Even though cadastral surveys (surveys that define the boundaries and subdivisions of public lands) and official atlases with official place names are the basis for modern governments and businesses, people all over the world still use vernacular references to navigate everyday life. In conversation, people will often say, “She lives over in the Valley” or “He opened a business near the Old West End” rather than reciting a city name or street address (Figure 2.28). Such terms are embedded in the thick cultural and historical knowledge of local daily life, which we take for granted until we move to a new city or country and have to learn our way around.

Figure 2.28 The Utah Hotel, an iconic building in the South of Market (SoMa) neighborhood of San Francisco. While the Utah serves to symbolize the heart of SoMa, the boundaries of vernacular neighborhoods such as this one are more indeterminate and typically not identified on official maps. (Robin Allen/PhotoLibrary/Getty Images.)

Official maps and GPS instruments are not much help, because vernacular regional boundaries are fuzzy and indefinite and often their vernacular names are not even included. Great Britain’s Ordnance Survey acknowledges that people navigate on a daily basis using a geography related to but distinct from the official maps. The Ordnance Survey is the government agency charged with surveying and mapping every aspect of the country. In the late 2000s it created the Vernacular Geography initiative. One project is to create an alternative name gazetteer whereby one could learn that “Spaghetti Junction” refers to the M6 Motorway Junction 6 in Birmingham (Figure 2.29). Another project links with geographers at the universities of Cardiff and Sheffield to gather geotagged data from the web, both by automatic means and online public surveys. The ultimate goal is to make vernacular regions and places more widely accessible so that, for instance, dispatchers for emergency responders can understand local descriptions of locations.

Figure 2.29 The United Kingdom’s “Spaghetti Junction,” the vernacular place name for the M6 motorway’s Junction 6 in Birmingham. (Duncan Wherrett/The Image Bank/Getty Images.)

Not only are the boundaries of vernacular regions fuzzy, they are dynamic, changing as everyday perceptions of geography and identity transform. Geographer Shrinidhi Ambinakudige’s 2009 study revisited vernacular understandings of the U.S. “South” and “Dixie” first mapped in the 1970s and 1980s. Dixie is distinguished from the South because the terms convey different cultural meanings.

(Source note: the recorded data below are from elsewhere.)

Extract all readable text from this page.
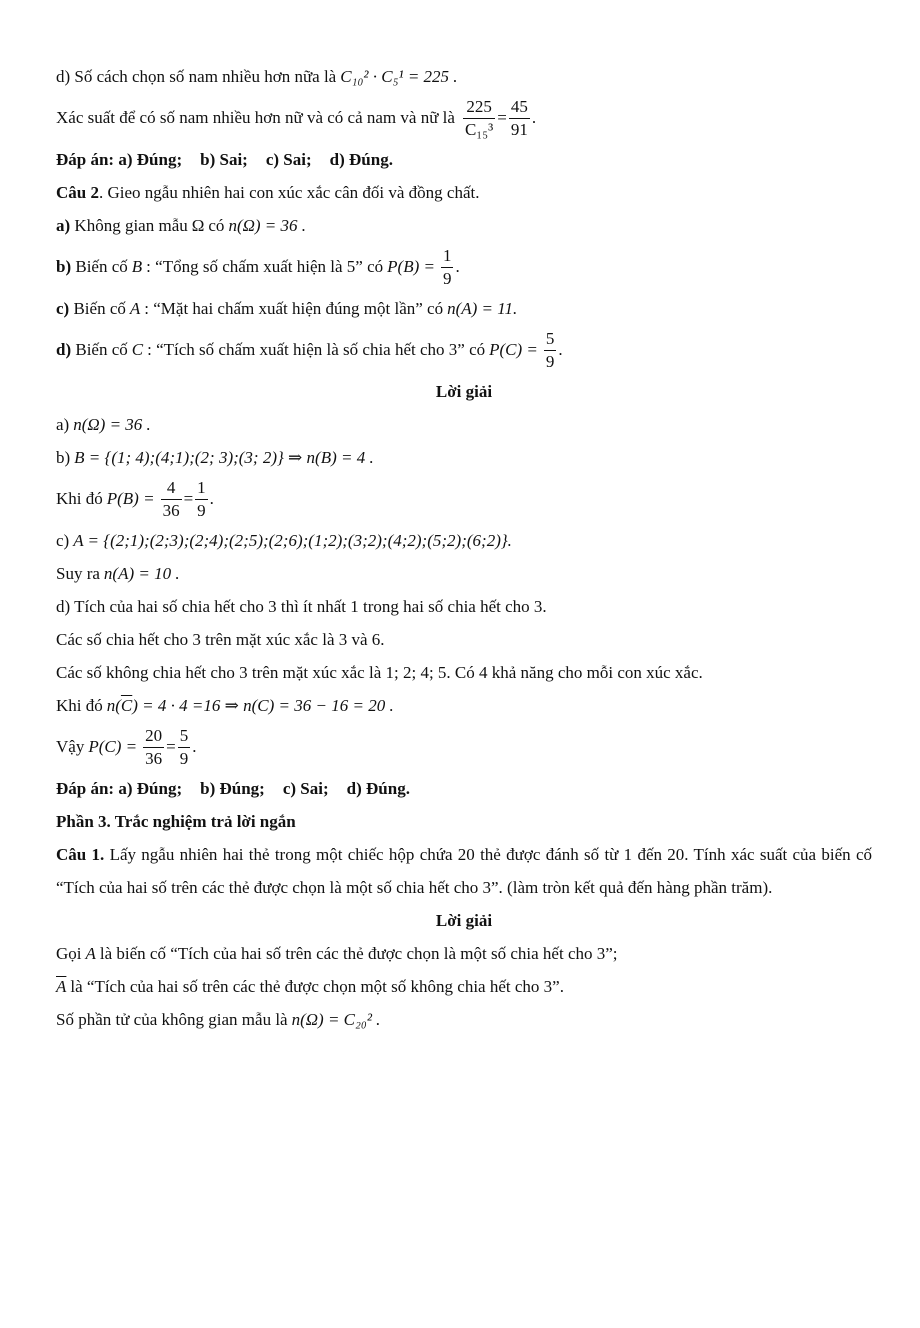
d) Số cách chọn số nam nhiều hơn nữa là C₁₀² · C₅¹ = 225 .
Xác suất để có số nam nhiều hơn nữ và có cả nam và nữ là $\frac{225}{\text{C₁₅³}} = \frac{45}{91}$ .
Đáp án:
a) Đúng; b) Sai; c) Sai; d) Đúng.
Câu 2 . Gieo ngẫu nhiên hai con xúc xắc cân đối và đồng chất.
a)
Không gian mẫu Ω có n(Ω) = 36 .
b)
Biến cố B : “Tổng số chấm xuất hiện là 5” có $P(B) = \frac{1}{9}$ .
c)
Biến cố A : “Mặt hai chấm xuất hiện đúng một lần” có n(A) = 11.
d)
Biến cố C : “Tích số chấm xuất hiện là số chia hết cho 3” có $P(C) = \frac{5}{9}$ .
Lời giải
a) n(Ω) = 36 .
b) B = {(1; 4);(4;1);(2; 3);(3; 2)} ⇒ n(B) = 4 .
Khi đó $P(B) = \frac{4}{36} = \frac{1}{9}$ .
c) A = {(2;1);(2;3);(2;4);(2;5);(2;6);(1;2);(3;2);(4;2);(5;2);(6;2)}.
Suy ra n(A) = 10 .
d) Tích của hai số chia hết cho 3 thì ít nhất 1 trong hai số chia hết cho 3.
Các số chia hết cho 3 trên mặt xúc xắc là 3 và 6.
Các số không chia hết cho 3 trên mặt xúc xắc là 1; 2; 4; 5. Có 4 khả năng cho mỗi con xúc xắc.
Khi đó n( $\overline{C}$ ) = 4 · 4 =16 ⇒ n(C) = 36 − 16 = 20 .
Vậy $P(C) = \frac{20}{36} = \frac{5}{9}$ .
Đáp án:
a) Đúng; b) Đúng; c) Sai; d) Đúng.
Phần 3. Trắc nghiệm trả lời ngắn
Câu 1. Lấy ngẫu nhiên hai thẻ trong một chiếc hộp chứa 20 thẻ được đánh số từ 1 đến 20. Tính xác suất của biến cố “Tích của hai số trên các thẻ được chọn là một số chia hết cho 3”. (làm tròn kết quả đến hàng phần trăm).
Lời giải
Gọi A là biến cố “Tích của hai số trên các thẻ được chọn là một số chia hết cho 3”;
$\overline{A}$ là “Tích của hai số trên các thẻ được chọn một số không chia hết cho 3”.
Số phần tử của không gian mẫu là n(Ω) = C₂₀² .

Dixie is associated with the antebellum rural, plantation culture and the South with the more recent urbanizing and industrializing “new” South. Ambinakudige mapped the frequency of occurrence of business names that use one of these terms in the Yellow Pages. He found that over the past few decades, the boundaries of both regions are eroding, though Dixie is doing so at a much faster rate (Figure 2.30). Moreover, the strongest associations with Dixie and the South occur in rural areas, with metropolitan areas showing weakening associations. One explanation for the decline in Dixie and Southern identities, particularly in cities, is the large numbers of new residents migrating into the region from elsewhere. From this study we might generalize that vernacular regions are in flux, with established regions shrinking or expanding and new regions constantly coming into being.

Figure 2.30 The use of vernacular geography in business. “Dixie” is commonly used in naming businesses in the southeastern states. We can map business names as one way to define the boundaries of a vernacular region. (Courtesy of Roderick Neumann.)